Jakarta (ANTARA) - Indonesia dapat mengajukan diri sebagai mediator konflik Rusia dan Ukraina, kata peneliti hubungan internasional di Center for Strategic and International Studies (CSIS) Gilang Kembara.
“Indonesia memiliki hubungan yang erat dengan Rusia dan juga Ukraina, terutama pada sektor pertahanan,” ujar Gilang dalam sebuah webinar di Jakarta, Rabu.
Dalam konflik Rusia-Ukraina, Indonesia dapat mengirimkan bantuan kemanusiaan bagi warga Ukraina.
Indonesia bisa “menyerukan pernyataan gencatan senjata, dan berharap agar kedua belah pihak dapat menyelesaikan konflik secara diplomatis”, kata Gilang.
Ia mengatakan Indonesia tidak memiliki hubungan formal dengan Rusia dan Ukraina sebelum Uni Soviet pecah pada 1991.
Hubungan Indonesia dan Rusia, lanjut dia, lebih berlandaskan aspek-aspek nostalgia berdasarkan kedekatan Presiden Soekarno dengan Uni Soviet.
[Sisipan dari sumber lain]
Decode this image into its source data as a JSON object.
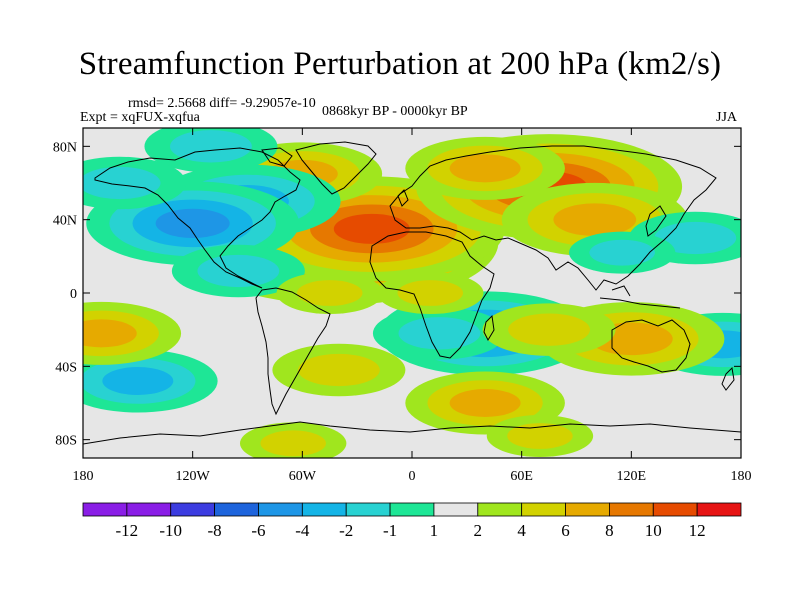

Hal yang sama tidak ditemukan atau tidak terlihat dalam hubungan Indonesia dengan Ukraina, katanya.
Konflik Rusia-Ukraina terjadi karena Presiden Rusia Vladimir Putin khawatir Ukraina bergabung ke Uni Eropa dan aliansi pertahanan NATO, kata Gilang.
Jika Ukraina bergabung dengan kedua blok itu, maka Rusia akan dilingkari oleh negara-negara NATO tanpa sebuah negara penyangga (buffer state), kata dia.
Bagi Putin, kehilangan Ukraina dalam hubungan Rusia dengan negara-negara eks-Uni Soviet merupakan pukulan terbesar.
Ukraina secara budaya dianggap seperti saudara sebangsa sendiri bagi Rusia dan juga Belarus.
Ada keinginan Rusia untuk memulihkan kembali pengaruh dan wilayah Rusia, bukan seperti masa Uni Soviet, tetapi masa Kekaisaran Rusia, kata Gilang.